After the termination, on June 5, 1980, Delay brought a claim for breach of employment contract and violations of 42 U.S.C. § 1983 in the United States District Court for the District of Oregon under 28 U.S.C. § 1332. 3 The United States Attorney for the District of Oregon, which represented Commissioner Gordon, asserted that Delay’s employment contract was with the United States and argued that the district court lacked jurisdiction under 28 U.S.C. § 1346(a)(2) (“the Tucker Act”), 4 requiring transfer to the United States Claims Court. On December 4, 1981, the Magistrate Judge agreed with the government’s position and transferred the case under 28 U.S.C. § 1491(a)(1). 5 Before Delay’s case was transferred, however, President Ronald Reagan abolished the Commission by Executive Order, effective September 8, 1981.

Before the Claims Court, the United States reversed its position and argued that the claims court lacked jurisdiction because the Commission was not a federal entity and thus Delay had no contract with *1042 the United States. On September 28, 1983, the Claims Court held that in light of the statutory framework establishing the Commission, and “the legislative history illuminating that framework, it is crystal clear that the plaintiffs employment contract was not a ‘contract with the United States,’ within the meaning of section 1491.” See Delay v. United States, No. 32-82C, slip op. at 7 (Cl.Ct. Sept. 28, 1983) (citing legislative history that “Commissions [were] ... not ‘to be Federal bodies’ or ‘Federal agencies’ ”). On April 9, 1984, the United States Court of Appeals for the Federal Circuit affirmed the lower court and remanded with instructions to transfer the case back to the United States District Court for the District of Oregon for further proceedings on the breach of contract claim. 6 See Delay v. United States, Appeal No. 84-606 (Fed.Cl. Apr. 9, 1984).

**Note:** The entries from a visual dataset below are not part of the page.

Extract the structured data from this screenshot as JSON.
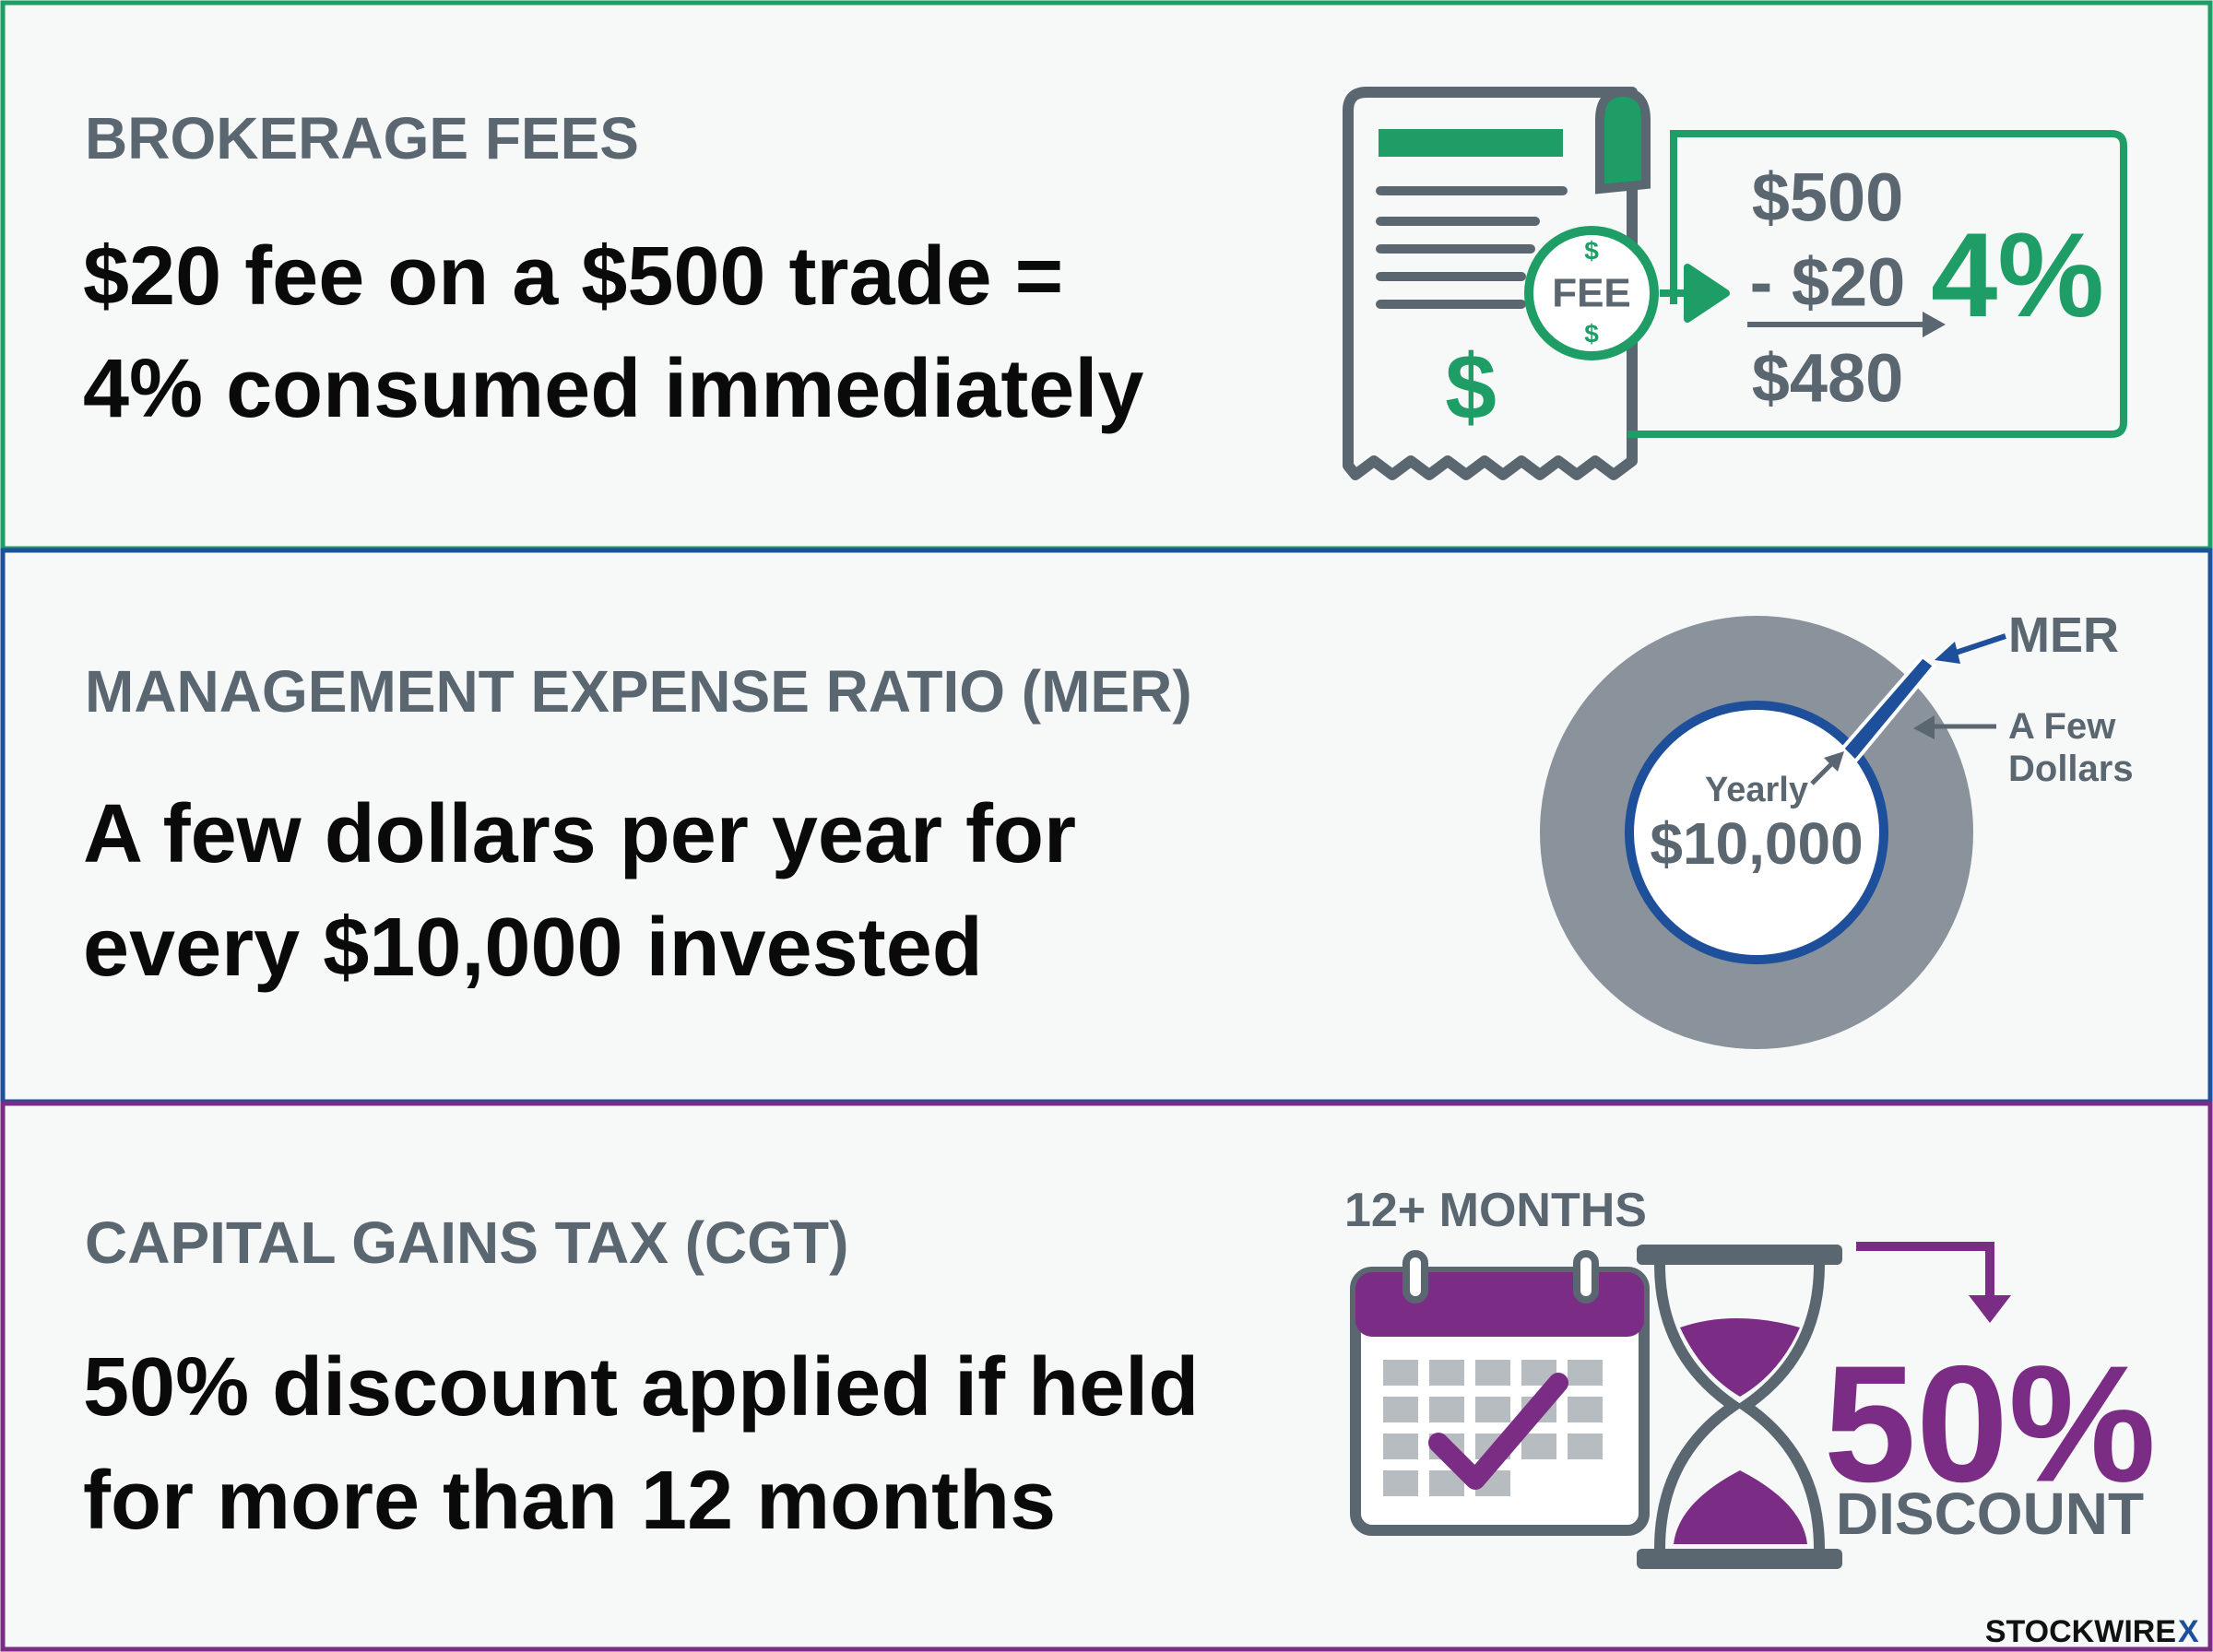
{
  "sections": [
    {
      "heading": "BROKERAGE FEES",
      "body": [
        "$20 fee on a $500 trade =",
        "4% consumed immediately"
      ],
      "graphic": {
        "big_symbol": "$",
        "fee_label": "FEE",
        "fee_symbols": [
          "$",
          "$"
        ],
        "lines": [
          "$500",
          "- $20",
          "$480"
        ],
        "result": "4%"
      }
    },
    {
      "heading": "MANAGEMENT EXPENSE RATIO (MER)",
      "body": [
        "A few dollars per year for",
        "every $10,000 invested"
      ],
      "graphic": {
        "center_top": "Yearly",
        "center_value": "$10,000",
        "slice_label": "MER",
        "callout": [
          "A Few",
          "Dollars"
        ]
      }
    },
    {
      "heading": "CAPITAL GAINS TAX (CGT)",
      "body": [
        "50% discount applied if held",
        "for more than 12 months"
      ],
      "graphic": {
        "period": "12+ MONTHS",
        "result": "50%",
        "result_label": "DISCOUNT"
      }
    }
  ],
  "footer": {
    "brand": "STOCKWIRE",
    "mark": "X"
  }
}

On January 8, 1985, after a jury trial, the district court entered a judgment on Delay’s breach of contract claim against the Commission in the amount of $140,430 plus post-judgment interests and costs. With the Commission formally- abolished by this time, however, the only remaining funds associated with the Commission were $28,855.53 held in a suspense account at the Office of Management and Budget (“OMB”). Because the OMB would not release the funds absent an express waiver of claims on the remainder of the judgment, Delay refused to settle. In the intervening two decades, Delay pursued in vain various avenues to obtain payment on the judgment. 7

In November 2004, the Delay beneficiaries filed a Motion to Modify Judgment Pursuant to Rule 60(b)(6) in the United States District Court for the District of Oregon to make the United States liable as the real party-in-interest. Thus the plaintiffs’ motion urged that the judgment be modified to be a judgment against the United States, for which the United States was liable for the satisfaction thereof. The Delay beneficiaries asserted that given the combined authority in Lebron v. National Railroad Passenger Corp., 513 U.S. 374, 115 S.Ct. 961, 130 L.Ed.2d 902 (1995), and Brentwood Academy v. Tennessee Secondary School Athletic Ass’n, 531 U.S. 288, 121 S.Ct. 924, 148 L.Ed.2d 807 (2001), 8 the Commission could be characterized for the first time as a federal entity. Under a new theory, plaintiffs argued that Delay was prevented from collecting on the judg *1043 ment because the government had taken inconsistent positions regarding Tucker Act jurisdiction, which caused significant delay as the case was unnecessarily transferred to the Claims Court and then back to the district court in Oregon. In plaintiffs’ view, the effect of the delay denied Delay the opportunity to obtain a judgment before the Commission had been wound up and de-funded. Plaintiffs alleged that the United States thereby effected an unconstitutional taking of Delay’s property (ie. his claim against the Commission), when, in September 1981, the United States abolished the Commission while Delay’s breach of contract claim against the Commission was pending.